What does your internship include? Can you visit the laboratory, the university building, or is everything closed now?

Now everything is done online. I work from home on my laptop and use the resources of local servers. All seminars are also held online. But once a week we have face-to-face meetings to report on the progress. And these meetings give us a chance to have live communication, and I think it’s very important. Although, as far as I know, those who are running experiments can visit laboratories, but we don’t have such a need.

How is the situation in the city? Do you manage to fully enjoy your trip?

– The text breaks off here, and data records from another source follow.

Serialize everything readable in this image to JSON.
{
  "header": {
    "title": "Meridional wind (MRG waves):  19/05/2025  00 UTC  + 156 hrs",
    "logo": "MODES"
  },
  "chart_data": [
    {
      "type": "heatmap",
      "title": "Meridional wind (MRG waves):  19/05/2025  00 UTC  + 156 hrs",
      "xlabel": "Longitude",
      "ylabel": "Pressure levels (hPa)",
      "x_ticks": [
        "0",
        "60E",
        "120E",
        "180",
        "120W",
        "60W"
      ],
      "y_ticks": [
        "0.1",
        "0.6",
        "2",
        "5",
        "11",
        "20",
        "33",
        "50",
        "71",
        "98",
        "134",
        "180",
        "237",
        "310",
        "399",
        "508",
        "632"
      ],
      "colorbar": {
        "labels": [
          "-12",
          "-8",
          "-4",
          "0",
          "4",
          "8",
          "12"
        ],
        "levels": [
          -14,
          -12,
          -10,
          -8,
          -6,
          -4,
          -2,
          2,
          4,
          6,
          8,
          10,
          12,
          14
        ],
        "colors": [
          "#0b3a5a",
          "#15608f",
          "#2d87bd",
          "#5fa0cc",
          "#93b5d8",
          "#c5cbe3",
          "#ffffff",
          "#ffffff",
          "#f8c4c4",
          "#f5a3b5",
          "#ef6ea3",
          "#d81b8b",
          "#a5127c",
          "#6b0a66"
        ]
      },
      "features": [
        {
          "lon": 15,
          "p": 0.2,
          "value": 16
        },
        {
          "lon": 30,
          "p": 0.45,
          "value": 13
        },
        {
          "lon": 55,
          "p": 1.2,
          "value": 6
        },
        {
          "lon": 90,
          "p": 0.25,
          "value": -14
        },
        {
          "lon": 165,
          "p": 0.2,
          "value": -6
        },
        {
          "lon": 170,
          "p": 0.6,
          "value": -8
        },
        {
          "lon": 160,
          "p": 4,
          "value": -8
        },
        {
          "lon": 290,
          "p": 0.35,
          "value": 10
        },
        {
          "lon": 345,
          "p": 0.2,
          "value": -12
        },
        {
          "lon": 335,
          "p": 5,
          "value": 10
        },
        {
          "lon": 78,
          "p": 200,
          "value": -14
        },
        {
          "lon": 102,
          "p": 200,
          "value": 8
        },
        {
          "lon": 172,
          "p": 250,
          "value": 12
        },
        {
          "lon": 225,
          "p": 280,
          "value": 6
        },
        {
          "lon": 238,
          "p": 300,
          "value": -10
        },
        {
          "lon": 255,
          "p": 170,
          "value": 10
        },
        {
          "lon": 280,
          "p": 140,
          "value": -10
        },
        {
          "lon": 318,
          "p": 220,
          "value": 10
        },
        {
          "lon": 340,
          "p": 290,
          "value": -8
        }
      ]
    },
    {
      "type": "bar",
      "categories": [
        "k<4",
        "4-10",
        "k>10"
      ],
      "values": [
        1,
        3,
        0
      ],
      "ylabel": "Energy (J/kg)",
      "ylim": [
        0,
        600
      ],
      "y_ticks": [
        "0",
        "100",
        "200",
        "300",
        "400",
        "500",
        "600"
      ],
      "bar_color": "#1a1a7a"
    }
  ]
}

Well, France introduced a curfew from 6 pm to 6 am. All large shopping malls are closed, and cafes and restaurants are open for take-out only – so, practically there’s nowhere to go. Also, Nancy is a small town, especially compared to St. Petersburg.

The Place Stanislas in Nancy. Photo courtesy of the subject
The Place Stanislas in Nancy. Photo courtesy of the subject

Of course, things could’ve been different but I have no time to be bored at all, I’m very busy working on my project and acquiring new skills and knowledge. Plus, visitors in France have to undergo numerous bureaucratic procedures. I haven’t even managed to do it all this month, so there is still a lot to do.

So far, the situation is very precarious. In my region, there is no complete lockdown yet, and it seems that it won’t happen but there might be new measures introduced. But I hope that by the summer everything will be better, and I’ll have the chance to explore the city and country.

Did you have any travel problems?

Actually, until the very last moment, I wasn’t sure if I could leave for France. Everything was constantly changing, and it was quite stressful. I learned the final decision on my trip almost a week before my planned departure. 

Tourists still can’t go to France but I had a student visa. At the border, you have to hand in a bunch of different documents and tests. But they only checked my student visa and let me in.